Large deviation principle for dynamical systems coupled with diffusion-transmutation processes

TL;DR

This paper develops a large deviation principle for dynamical systems with small random perturbations coupled with transmutation processes, analyzing exit probabilities and their implications for related PDE systems.

Contribution

It introduces a mathematical framework for systems with mode-switching and small noise, providing asymptotic estimates and large deviation principles for exit problems.

Findings

Established a large deviation principle for coupled systems with transmutation.

Derived asymptotic exit probabilities and their distributional limits.

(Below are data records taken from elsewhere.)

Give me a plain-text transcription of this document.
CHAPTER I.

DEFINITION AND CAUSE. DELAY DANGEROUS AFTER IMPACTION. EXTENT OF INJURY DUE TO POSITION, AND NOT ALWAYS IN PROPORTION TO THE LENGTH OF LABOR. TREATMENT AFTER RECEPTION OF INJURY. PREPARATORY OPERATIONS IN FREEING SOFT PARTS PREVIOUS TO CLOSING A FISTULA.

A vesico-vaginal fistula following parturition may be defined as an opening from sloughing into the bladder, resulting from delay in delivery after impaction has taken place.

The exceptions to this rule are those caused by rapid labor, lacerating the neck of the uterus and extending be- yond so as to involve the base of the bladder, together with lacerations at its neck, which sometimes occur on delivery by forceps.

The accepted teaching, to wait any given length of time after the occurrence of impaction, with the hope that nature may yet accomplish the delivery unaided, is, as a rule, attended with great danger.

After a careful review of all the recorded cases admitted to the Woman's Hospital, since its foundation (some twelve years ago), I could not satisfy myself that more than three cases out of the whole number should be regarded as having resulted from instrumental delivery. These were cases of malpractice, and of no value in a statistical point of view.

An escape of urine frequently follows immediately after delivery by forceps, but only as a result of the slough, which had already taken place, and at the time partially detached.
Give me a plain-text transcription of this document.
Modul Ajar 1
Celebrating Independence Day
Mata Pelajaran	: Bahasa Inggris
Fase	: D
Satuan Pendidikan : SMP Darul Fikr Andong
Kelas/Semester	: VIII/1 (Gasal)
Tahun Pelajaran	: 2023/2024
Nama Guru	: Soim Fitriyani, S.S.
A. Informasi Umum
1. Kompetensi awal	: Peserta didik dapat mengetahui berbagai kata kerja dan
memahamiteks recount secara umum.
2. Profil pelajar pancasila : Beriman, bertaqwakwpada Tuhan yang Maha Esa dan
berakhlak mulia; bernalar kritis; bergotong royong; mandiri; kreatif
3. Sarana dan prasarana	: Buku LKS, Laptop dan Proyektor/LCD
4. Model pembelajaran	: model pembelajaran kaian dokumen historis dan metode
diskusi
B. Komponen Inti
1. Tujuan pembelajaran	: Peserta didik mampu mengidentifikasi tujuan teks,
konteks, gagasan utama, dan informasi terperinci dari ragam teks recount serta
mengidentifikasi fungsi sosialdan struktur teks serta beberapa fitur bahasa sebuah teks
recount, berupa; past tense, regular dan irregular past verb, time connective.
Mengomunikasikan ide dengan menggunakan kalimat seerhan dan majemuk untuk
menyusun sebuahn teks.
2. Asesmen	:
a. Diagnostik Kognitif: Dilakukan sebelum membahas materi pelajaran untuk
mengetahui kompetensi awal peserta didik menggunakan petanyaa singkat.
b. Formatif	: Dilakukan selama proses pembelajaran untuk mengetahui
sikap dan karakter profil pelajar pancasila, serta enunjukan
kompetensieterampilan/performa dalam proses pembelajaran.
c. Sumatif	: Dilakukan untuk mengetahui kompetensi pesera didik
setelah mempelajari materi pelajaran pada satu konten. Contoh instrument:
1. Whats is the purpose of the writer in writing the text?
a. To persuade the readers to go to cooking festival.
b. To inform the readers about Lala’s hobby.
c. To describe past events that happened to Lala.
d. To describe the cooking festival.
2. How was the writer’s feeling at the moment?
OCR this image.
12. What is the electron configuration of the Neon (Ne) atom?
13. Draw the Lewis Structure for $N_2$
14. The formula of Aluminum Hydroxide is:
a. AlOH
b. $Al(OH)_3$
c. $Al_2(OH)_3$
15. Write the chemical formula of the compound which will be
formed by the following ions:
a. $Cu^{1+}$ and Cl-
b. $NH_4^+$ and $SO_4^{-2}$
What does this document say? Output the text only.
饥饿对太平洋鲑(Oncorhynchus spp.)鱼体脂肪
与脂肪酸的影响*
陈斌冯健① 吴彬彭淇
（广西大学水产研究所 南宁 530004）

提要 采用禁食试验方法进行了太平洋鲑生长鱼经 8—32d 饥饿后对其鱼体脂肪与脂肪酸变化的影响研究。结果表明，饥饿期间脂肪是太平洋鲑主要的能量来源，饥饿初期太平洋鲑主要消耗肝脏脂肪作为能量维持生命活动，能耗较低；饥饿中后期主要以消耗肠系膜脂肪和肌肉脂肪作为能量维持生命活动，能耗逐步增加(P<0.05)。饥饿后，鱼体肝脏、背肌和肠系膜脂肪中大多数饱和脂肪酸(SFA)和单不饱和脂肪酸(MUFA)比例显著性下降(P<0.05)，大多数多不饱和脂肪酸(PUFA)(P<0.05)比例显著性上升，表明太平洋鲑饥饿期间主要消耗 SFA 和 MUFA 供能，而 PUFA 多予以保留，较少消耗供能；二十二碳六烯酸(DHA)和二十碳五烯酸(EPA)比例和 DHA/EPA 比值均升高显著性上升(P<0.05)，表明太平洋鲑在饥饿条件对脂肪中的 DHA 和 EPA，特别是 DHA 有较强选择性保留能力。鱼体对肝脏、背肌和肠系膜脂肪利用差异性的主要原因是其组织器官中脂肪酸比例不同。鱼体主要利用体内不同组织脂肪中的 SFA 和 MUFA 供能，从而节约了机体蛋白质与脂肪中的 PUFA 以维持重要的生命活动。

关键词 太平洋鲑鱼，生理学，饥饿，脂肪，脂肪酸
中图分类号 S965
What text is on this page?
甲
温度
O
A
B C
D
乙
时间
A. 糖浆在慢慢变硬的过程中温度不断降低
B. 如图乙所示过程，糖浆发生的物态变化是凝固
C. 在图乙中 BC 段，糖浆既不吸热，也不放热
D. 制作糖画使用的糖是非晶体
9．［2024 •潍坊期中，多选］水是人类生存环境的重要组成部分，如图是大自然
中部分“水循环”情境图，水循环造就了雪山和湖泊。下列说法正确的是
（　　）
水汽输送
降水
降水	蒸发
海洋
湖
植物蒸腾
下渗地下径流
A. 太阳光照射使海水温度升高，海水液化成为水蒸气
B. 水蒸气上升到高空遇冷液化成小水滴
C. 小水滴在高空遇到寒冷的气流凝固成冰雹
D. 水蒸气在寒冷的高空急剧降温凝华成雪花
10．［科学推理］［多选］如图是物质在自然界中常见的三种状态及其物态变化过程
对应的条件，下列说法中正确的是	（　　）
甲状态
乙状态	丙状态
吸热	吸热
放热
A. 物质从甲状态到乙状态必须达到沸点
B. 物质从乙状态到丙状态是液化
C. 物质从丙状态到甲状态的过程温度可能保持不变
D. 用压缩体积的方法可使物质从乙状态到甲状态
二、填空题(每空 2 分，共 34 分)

Connected exit behavior to solutions of PDE systems with small parameters.

Abstract

In this paper, we introduce a mathematical apparatus that is relevant for understanding a dynamical system with small random perturbations and coupled with the so-called transmutation process -- where the latter jumps from one mode to another, and thus modifying the dynamics of the system. In particular, we study the exit problem, i.e., an asymptotic estimate for the exit probabilities with which the corresponding processes exit from a given bounded open domain, and then formally prove a large deviation principle for the exit position joint with the type occupation times as the random perturbation vanishes. Moreover, under certain conditions, the exit place and the type of distribution at the exit time are determined and, as a consequence of this, such information also give the limit of the Dirichlet problems for the associated partial differential equation systems with a vanishing small parameter.